Afyon Emniyet Müdürlüğüne!

Zatınızı tanımadan bir defa gördüğüm vakit insaflı ve adaletli gördüğümden herkesten evvel, alâkadar olduğum bir hakikati size beyan ediyorum. O hakikati alâkadar makamâta vazifeniz itibarıyla bildirmeyi, size bırakıyorum. O hakikat de şudur:

Benim şimdiki vaziyetim, tarihte emsali yoktur. Herşeyden tecrid-i mutlak içinde, herkesten, hattâ camideki cemaat adamlarından ve temastan memnu olduğum halde; ihtiyarlık, hastalık, yoksuzluk içinde birden kalbime geldi ki:

Madem ben de bu vatanın bir evlâdıyım, bu vatanın saadetine hizmet etmek benim için farzdır. Maddî cihette elimden hiçbir şey gelmiyor. Yalnız Kur’ân’dan anladığım ve kaleme aldığım Meyve Risalesi ile Hüccetü’l-Bâliğa’yı yeni hurufla tab etmek için bazı kardeşlerime izin verdim. O iki risaleyi iki seneye yakın alâkadar Ankara makamatı ve ehl-i vukufu, hem Denizli Mahkemesi tetkikten sonra mûcib-i mes’uliyet hiçbir şey bulamayarak bize resmen teslim ettiler.

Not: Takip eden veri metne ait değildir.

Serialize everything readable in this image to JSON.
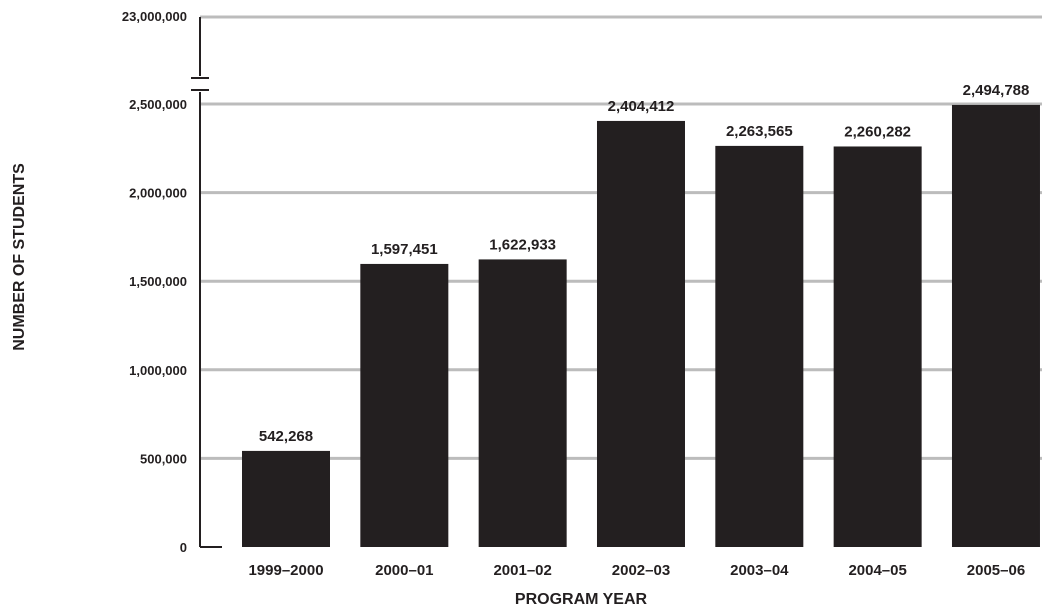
{
  "chart_data": {
    "type": "bar",
    "categories": [
      "1999–2000",
      "2000–01",
      "2001–02",
      "2002–03",
      "2003–04",
      "2004–05",
      "2005–06"
    ],
    "values": [
      542268,
      1597451,
      1622933,
      2404412,
      2263565,
      2260282,
      2494788
    ],
    "value_labels": [
      "542,268",
      "1,597,451",
      "1,622,933",
      "2,404,412",
      "2,263,565",
      "2,260,282",
      "2,494,788"
    ],
    "xlabel": "PROGRAM YEAR",
    "ylabel": "NUMBER OF STUDENTS",
    "ylim": [
      0,
      2500000
    ],
    "yticks": [
      0,
      500000,
      1000000,
      1500000,
      2000000,
      2500000
    ],
    "ytick_labels": [
      "0",
      "500,000",
      "1,000,000",
      "1,500,000",
      "2,000,000",
      "2,500,000"
    ],
    "axis_break_top_label": "23,000,000",
    "axis_break_top_value": 23000000,
    "grid": true,
    "colors": {
      "bar": "#231f20",
      "grid": "#bcbcbc",
      "text": "#231f20"
    }
  }
}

Hem cevap gönderdim ki, sansüre ve büyük muharrirlere göstersinler, sonra tab’ etsinler. Hem tab’dan sonra resmen hükûmetin on iki makamatına vermek bir usuldür. Sonra da İhlâs Risalesi ile İktisat Risalesi’ni de o iki risalenin âhirine ilhak edip yeni hurufla tab’ edilsin.

Kat’iyen size beyan ediyorum ki benim maksadım, bunun tab’ında, bu mübarek milleti ve vatanı mânevî ve maddî anarşilikten muhafaza etmek ve âsâyiş ve inzibata mânevî yardım etmek ve anarşiliği uyandıran hâricî bir cereyanın istilâsına mânevî sed çekmek ve âlem-i İslâmın bize karşı itiraz ve ittihamını izaleye ve eski muhabbet ve uhuvvetini celb etmeye çalışmaktır. Fakat maatteessüf ben dünya ile alâkadar olmadığımdan ve ehl-i idare ile de görüşmediğimden ve dünya halini bilmediğimden ve kanunsuz ilişmek belâsına mâruz kaldığımdan, eskiden beri perde altında bana husumet eden bazı insanlar, fırsat bulup zâbıtayı, ya adliyeyi evhamlandırıyorlar.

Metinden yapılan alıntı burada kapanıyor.